Packaging machinery imports into Mexico totaled $751 million in 2017 growing for the fourth consecutive year and by nearly eight percent from 2016,according to a Mexican Packaging Machinery Market presentation from Louis Domenech, Managing Director, Market Intelligence Latin America S.C. (MILA). Nearly 100 members of PMMI, The Association for Packaging and Processing Technologies, registered for the event which highlighted PMMI’s upcoming 2018 Packaging and Processing in Mexico report. The seminar kicked off day two of EXPO PACK México (Expo Santa Fe Mexico, Mexico City, June 5-8).

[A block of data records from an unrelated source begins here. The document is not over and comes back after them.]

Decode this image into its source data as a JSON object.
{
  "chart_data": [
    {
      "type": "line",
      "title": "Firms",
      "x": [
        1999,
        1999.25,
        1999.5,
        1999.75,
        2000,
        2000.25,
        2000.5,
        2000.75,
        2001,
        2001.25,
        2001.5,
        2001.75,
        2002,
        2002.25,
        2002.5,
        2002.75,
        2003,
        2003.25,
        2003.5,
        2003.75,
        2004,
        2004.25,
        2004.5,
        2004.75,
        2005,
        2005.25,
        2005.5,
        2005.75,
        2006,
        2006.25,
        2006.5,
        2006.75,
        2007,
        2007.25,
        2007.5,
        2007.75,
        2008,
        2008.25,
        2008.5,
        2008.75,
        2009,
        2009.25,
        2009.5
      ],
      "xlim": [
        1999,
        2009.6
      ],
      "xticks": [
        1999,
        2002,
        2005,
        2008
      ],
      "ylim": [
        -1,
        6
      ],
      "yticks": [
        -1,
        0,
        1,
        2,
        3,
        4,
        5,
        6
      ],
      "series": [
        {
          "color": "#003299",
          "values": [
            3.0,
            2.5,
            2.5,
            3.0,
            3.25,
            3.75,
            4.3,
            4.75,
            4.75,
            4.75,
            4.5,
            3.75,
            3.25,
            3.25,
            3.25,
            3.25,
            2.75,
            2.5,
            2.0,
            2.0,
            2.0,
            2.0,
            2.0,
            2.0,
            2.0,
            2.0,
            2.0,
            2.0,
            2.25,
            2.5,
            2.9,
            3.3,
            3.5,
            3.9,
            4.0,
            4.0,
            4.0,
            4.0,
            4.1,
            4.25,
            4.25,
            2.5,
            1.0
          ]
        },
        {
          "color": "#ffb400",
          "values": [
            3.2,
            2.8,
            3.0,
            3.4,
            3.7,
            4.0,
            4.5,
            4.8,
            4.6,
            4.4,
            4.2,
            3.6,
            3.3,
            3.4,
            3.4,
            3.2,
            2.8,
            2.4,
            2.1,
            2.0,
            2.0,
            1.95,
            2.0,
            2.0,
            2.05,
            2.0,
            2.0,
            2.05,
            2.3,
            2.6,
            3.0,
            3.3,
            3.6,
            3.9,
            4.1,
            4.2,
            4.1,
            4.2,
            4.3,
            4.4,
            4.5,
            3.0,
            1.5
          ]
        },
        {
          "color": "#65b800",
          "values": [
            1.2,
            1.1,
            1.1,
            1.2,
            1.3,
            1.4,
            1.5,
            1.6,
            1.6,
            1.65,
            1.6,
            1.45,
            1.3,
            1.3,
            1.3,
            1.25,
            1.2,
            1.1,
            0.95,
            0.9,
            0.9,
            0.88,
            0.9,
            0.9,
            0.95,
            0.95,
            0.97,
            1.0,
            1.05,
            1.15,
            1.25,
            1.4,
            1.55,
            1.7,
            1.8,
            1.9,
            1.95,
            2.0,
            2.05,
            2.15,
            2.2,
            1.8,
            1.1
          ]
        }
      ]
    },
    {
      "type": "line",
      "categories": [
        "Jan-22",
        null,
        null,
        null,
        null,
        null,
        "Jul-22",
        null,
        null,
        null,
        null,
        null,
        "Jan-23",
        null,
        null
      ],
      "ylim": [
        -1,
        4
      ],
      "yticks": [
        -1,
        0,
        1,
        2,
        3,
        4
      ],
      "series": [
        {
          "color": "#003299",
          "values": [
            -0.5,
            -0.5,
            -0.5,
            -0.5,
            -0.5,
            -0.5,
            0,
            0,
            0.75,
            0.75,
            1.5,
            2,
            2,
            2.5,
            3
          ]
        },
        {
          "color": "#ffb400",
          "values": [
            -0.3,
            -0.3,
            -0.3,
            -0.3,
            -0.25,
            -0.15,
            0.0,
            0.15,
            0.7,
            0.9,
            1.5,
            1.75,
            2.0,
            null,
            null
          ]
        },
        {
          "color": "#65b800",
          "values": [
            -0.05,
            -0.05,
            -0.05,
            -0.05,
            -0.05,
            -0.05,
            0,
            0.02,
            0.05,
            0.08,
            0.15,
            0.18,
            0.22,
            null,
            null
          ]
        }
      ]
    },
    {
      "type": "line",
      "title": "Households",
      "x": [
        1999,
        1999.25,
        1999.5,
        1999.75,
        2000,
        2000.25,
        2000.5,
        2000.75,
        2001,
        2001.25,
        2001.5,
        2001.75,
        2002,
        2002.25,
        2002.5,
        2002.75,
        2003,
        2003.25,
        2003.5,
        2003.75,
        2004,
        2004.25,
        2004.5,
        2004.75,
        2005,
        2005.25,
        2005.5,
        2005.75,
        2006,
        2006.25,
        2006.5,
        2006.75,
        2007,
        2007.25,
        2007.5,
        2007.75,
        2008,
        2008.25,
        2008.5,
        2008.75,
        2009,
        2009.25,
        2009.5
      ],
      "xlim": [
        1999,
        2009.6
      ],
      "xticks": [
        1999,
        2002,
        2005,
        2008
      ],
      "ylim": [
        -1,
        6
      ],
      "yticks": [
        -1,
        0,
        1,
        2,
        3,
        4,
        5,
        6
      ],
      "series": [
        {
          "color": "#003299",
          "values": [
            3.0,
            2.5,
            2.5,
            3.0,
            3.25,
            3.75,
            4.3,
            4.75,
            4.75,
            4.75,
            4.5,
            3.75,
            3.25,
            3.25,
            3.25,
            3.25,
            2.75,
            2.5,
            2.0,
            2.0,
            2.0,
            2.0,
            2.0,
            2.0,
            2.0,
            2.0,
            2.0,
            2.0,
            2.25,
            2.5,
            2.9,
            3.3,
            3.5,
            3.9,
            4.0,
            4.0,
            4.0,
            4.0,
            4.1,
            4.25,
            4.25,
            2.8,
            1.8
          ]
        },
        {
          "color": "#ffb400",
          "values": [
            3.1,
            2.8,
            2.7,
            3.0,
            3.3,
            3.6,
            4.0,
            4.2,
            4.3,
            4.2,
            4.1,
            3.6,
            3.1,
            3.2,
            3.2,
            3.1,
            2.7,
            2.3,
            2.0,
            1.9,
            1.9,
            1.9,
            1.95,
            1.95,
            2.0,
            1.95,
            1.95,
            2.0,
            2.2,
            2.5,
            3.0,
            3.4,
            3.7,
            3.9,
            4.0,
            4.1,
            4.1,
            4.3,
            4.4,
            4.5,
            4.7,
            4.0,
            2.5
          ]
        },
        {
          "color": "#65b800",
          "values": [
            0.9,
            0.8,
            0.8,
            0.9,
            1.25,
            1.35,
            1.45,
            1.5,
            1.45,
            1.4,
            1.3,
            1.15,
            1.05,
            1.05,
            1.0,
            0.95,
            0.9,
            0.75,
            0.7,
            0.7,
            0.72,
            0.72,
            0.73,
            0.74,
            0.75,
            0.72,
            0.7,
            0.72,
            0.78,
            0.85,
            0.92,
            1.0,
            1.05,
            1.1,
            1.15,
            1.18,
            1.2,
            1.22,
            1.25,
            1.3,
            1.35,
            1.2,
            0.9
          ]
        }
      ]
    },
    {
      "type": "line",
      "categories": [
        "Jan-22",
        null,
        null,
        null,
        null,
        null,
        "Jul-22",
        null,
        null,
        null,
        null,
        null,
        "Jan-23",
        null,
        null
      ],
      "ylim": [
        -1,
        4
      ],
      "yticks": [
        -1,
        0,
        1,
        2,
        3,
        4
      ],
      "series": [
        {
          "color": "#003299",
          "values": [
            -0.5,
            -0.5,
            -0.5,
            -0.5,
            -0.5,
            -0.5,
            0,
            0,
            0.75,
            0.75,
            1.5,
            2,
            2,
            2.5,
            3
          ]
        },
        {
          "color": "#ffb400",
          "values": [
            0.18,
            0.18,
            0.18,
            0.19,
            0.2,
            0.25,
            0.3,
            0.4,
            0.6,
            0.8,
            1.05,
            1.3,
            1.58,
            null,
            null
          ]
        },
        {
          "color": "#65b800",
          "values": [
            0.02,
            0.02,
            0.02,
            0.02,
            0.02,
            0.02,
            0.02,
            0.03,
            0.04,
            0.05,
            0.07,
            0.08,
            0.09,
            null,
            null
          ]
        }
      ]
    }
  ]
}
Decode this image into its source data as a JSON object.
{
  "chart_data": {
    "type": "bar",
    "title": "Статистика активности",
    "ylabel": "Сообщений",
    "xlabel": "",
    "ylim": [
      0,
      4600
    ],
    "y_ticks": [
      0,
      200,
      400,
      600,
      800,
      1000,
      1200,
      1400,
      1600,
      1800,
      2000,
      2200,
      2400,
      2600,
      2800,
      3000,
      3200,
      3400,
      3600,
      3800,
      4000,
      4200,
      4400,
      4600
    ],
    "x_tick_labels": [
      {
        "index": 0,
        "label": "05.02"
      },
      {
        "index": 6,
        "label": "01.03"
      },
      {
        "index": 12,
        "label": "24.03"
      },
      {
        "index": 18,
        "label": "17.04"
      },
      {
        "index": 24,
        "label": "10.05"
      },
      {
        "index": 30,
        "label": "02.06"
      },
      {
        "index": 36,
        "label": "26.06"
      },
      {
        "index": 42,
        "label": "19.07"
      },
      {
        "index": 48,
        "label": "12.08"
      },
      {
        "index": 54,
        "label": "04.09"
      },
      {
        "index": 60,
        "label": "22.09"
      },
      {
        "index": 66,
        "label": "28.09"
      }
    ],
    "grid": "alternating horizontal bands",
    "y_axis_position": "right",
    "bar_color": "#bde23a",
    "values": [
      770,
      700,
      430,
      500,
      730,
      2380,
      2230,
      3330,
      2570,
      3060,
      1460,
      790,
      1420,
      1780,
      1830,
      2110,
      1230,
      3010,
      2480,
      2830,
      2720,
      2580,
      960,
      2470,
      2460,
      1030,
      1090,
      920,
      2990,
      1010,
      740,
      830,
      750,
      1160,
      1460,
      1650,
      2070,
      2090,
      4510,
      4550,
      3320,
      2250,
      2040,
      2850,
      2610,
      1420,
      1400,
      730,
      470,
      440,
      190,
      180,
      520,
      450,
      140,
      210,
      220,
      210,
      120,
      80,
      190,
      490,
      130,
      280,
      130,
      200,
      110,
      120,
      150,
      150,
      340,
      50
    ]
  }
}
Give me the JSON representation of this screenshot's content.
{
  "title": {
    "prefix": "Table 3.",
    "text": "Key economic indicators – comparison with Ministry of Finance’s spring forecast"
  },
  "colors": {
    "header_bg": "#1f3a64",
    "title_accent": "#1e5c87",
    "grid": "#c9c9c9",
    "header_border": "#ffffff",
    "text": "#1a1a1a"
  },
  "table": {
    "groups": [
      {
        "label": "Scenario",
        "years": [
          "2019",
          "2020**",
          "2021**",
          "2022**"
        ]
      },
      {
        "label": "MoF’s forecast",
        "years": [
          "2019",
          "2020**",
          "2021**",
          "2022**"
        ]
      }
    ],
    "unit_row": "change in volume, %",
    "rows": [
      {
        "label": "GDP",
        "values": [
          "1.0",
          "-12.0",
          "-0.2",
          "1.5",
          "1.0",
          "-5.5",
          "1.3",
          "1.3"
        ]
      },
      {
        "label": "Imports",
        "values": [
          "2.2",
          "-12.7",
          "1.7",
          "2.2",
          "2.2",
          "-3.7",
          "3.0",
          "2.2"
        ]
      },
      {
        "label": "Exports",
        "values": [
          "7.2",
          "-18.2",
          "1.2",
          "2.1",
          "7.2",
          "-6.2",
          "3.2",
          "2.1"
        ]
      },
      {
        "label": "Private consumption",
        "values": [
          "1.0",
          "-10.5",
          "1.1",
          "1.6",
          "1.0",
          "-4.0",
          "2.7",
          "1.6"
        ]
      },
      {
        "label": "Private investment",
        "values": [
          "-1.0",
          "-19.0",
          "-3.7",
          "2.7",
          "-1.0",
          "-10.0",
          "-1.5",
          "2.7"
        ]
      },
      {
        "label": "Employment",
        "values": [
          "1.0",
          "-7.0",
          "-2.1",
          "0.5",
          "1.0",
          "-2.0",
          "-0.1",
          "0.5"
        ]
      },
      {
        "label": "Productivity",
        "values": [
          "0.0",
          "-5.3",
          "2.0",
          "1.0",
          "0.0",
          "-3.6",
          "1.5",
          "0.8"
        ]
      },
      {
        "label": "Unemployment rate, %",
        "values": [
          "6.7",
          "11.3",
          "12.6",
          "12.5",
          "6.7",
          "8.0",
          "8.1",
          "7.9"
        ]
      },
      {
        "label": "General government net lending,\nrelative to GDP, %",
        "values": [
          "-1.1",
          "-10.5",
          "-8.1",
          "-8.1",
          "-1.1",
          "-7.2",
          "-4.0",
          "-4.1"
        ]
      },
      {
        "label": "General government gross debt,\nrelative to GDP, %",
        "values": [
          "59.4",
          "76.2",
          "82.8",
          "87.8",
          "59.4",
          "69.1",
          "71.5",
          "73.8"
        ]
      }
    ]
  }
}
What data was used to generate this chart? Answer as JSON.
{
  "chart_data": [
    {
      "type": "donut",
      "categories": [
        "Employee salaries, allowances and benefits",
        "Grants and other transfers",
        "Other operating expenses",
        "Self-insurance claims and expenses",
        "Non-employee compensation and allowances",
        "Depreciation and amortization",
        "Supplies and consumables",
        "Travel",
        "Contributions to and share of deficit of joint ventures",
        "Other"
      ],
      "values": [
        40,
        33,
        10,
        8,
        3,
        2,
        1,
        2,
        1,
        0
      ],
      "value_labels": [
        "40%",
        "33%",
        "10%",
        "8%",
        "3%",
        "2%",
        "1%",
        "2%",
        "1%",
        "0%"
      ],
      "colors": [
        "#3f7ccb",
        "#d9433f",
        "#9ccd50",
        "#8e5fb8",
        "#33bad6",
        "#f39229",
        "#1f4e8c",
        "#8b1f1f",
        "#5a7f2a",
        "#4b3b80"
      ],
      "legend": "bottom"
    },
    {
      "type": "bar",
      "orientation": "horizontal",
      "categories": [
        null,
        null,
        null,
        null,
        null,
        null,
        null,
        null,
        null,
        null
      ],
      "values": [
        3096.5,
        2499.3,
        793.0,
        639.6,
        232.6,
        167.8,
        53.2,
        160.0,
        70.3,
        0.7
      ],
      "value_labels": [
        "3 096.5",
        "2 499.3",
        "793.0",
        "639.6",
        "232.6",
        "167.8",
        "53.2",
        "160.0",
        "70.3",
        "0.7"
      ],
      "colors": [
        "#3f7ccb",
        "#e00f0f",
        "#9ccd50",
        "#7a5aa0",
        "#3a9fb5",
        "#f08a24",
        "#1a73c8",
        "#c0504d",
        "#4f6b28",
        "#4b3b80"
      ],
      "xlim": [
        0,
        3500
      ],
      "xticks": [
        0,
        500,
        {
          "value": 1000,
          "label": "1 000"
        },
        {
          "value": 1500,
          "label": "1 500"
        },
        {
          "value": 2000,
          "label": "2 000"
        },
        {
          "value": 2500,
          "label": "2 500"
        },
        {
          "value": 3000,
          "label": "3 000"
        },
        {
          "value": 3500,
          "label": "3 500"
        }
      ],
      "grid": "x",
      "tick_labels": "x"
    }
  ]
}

With a cautious eye towards the potential volatility surrounding Mexico’s upcoming July elections, Domenech believes the growth will continue, offering a ripe opportunity for the packaging and processing industry. The beverage industry continues to set the pace with investments in new breweries making beer the largest subsector. Heineken, AB InBev and Constellations Brands alone project 15 million hectoliters in new capacity in 2018.
“Few companies are stopping or postponing investments due to the elections,” said Domenech. “Most are continuing with packaging machinery investments and have [2018] budgets similar to 2017.”
Retailers, for example, continue to invest in new stores, which is a positive sign that vendors do not fear a change in the current market. Mexico’s demographics, employment growth, increasing middle class and the consumption habits of millennials also point to continued growth in important packaging machinery demand sectors.